Wydawać by się mogło że takie problemy z nieaktualna wiedzą mają tylko dziadersi w moim wieku ale ze zdumieniem odkryłem że wielu młodych mężczyzn również zaczyna mieć inne zdanie. I tak oto ze zdumieniem chociaż dość przypadkowo trafiłem na ruch MGTOW, czyli skrót od Men Going Their Own Way a w polskim tłumaczeniu: Mężczyźni, którzy poszli własną drogą. Zrobiłem mały research wśród pokolenia obecnych 20-30 latków i okazuje się że nie jest to jakaś tam forumowo - internetowa nisza ale niemal wszyscy o tym słyszeli a co drugi wręcz się z tym identyfikuje. Jak podaje wikipedia, jest to ruch: "heteroseksualnych mężczyzn, pochodzących ze świata zachodniego i w różnym stopniu zdystansowanych od kobiet, zwłaszcza od instytucji małżeństwa. Będąc częścią współczesnego uniwersalnego ruchu praw mężczyzn, MGTOW podziela pogląd na współczesne problemy społeczne mężczyzn, ale zwolennicy widzą ich rozwiązanie w dobrowolnym usunięciu się, oraz usunięciu (częściowo lub całkowicie) wszelkich instytucji publicznych i konstrukcji prawnych, które wymagałyby bliskich kontaktów z kobietami. MGTOW to gotowość trzymania się z dala od poważnych związków z kobietami i nieposiadania dzieci".

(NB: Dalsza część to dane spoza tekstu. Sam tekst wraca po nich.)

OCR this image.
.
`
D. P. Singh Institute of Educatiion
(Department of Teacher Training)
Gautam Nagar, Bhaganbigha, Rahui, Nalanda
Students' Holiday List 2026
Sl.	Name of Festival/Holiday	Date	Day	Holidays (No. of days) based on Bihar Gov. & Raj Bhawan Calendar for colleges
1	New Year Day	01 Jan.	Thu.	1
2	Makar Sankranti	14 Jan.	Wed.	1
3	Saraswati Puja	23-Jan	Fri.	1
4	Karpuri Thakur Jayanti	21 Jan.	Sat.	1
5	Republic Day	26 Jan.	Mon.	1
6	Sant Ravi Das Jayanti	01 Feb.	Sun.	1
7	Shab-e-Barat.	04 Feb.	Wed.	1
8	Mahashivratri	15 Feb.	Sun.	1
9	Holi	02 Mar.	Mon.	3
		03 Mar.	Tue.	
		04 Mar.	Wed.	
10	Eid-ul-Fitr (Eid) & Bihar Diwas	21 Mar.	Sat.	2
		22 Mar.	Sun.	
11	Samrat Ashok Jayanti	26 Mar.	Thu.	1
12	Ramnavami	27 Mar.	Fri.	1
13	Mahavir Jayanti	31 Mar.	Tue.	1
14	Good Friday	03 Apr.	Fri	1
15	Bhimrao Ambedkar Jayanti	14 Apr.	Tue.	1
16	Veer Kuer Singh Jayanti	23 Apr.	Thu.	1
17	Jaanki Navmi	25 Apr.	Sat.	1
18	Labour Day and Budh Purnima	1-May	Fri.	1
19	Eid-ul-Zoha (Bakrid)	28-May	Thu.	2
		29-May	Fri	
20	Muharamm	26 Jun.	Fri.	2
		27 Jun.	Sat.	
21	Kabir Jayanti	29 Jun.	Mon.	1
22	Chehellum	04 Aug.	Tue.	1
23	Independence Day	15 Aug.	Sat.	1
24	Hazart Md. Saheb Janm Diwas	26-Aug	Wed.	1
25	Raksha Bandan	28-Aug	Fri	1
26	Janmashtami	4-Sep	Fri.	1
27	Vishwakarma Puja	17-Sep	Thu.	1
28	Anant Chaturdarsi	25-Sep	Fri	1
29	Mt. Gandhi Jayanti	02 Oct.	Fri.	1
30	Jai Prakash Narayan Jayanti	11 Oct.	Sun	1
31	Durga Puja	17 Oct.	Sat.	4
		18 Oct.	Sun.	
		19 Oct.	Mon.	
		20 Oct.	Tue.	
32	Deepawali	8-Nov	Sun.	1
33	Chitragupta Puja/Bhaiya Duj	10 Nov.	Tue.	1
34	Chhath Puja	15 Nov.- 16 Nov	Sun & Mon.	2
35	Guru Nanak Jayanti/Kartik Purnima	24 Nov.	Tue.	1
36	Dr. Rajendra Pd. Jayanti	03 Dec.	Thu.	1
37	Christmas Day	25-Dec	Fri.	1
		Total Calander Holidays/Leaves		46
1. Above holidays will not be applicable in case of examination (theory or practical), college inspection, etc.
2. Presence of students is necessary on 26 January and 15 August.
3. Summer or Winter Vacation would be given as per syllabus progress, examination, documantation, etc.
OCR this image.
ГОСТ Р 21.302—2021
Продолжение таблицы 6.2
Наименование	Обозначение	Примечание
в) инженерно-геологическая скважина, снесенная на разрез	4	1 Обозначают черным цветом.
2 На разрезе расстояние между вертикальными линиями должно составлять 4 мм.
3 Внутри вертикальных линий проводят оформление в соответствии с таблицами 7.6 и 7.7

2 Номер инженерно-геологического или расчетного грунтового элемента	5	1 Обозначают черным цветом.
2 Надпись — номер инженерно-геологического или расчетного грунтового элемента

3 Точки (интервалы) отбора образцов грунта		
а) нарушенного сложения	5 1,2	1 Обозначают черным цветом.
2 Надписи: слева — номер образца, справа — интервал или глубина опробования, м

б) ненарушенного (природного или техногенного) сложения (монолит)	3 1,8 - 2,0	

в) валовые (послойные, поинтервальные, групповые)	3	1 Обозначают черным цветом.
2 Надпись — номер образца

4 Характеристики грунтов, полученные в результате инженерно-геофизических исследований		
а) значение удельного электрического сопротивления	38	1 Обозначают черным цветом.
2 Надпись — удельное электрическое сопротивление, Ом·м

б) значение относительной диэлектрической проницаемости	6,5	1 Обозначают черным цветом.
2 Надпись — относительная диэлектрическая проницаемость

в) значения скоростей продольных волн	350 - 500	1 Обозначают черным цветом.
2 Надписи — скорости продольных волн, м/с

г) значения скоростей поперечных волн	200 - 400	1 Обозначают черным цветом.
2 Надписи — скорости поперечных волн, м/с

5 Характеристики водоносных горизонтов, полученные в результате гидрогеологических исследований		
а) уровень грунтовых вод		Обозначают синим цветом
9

Tyle polska encyklopedia bo jej wersja angielska zarzuca sympatykom tego niesformalizowanego ruchu standardowo... rasizm a dalej to nawet nie wiem, bo przestałem czytać. Jeżeli ktoś wszędzie widzi rasizm to na wizytę u okulisty już za późno ale za to ostatni dzwonek na wizytę u psychiatry. Zarzut rasizmu jest jak wiadomo w społeczeństwach zachodnich traktowany absolutnie priorytetowo, bezapelacyjnie i dotyczy wszystkiego z czym dana persona się nie zgadza. Taka ciekawostka: kiedyś na moim blogu opisałem jeden z obrazków jakie miał miejsce w sobotnie popołudnie przy głównej ulicy w Cork, mianowicie naprzeciwko siebie rozstawili swoje stoliki zwolennicy ateizmu oraz muzułmanie nawołujący do przejście na islam. Czyli pełny pluralizm, proszę Państwa. Co zarzucił mi w komentarzu jeden z mieszkających tutaj niespełnionych polskojęzycznych artystów? Oczywiście - rasizm. Gdzie tu rasizm? No cóż, on wie a ja nie muszę. Dlatego jak czytam jakieś wyssane z brudnego palucha zarzuty o "rasizmie" to w głowie zapala mi się nie tyle lampka ostrzegawcza co wręcz cała latarnia morska.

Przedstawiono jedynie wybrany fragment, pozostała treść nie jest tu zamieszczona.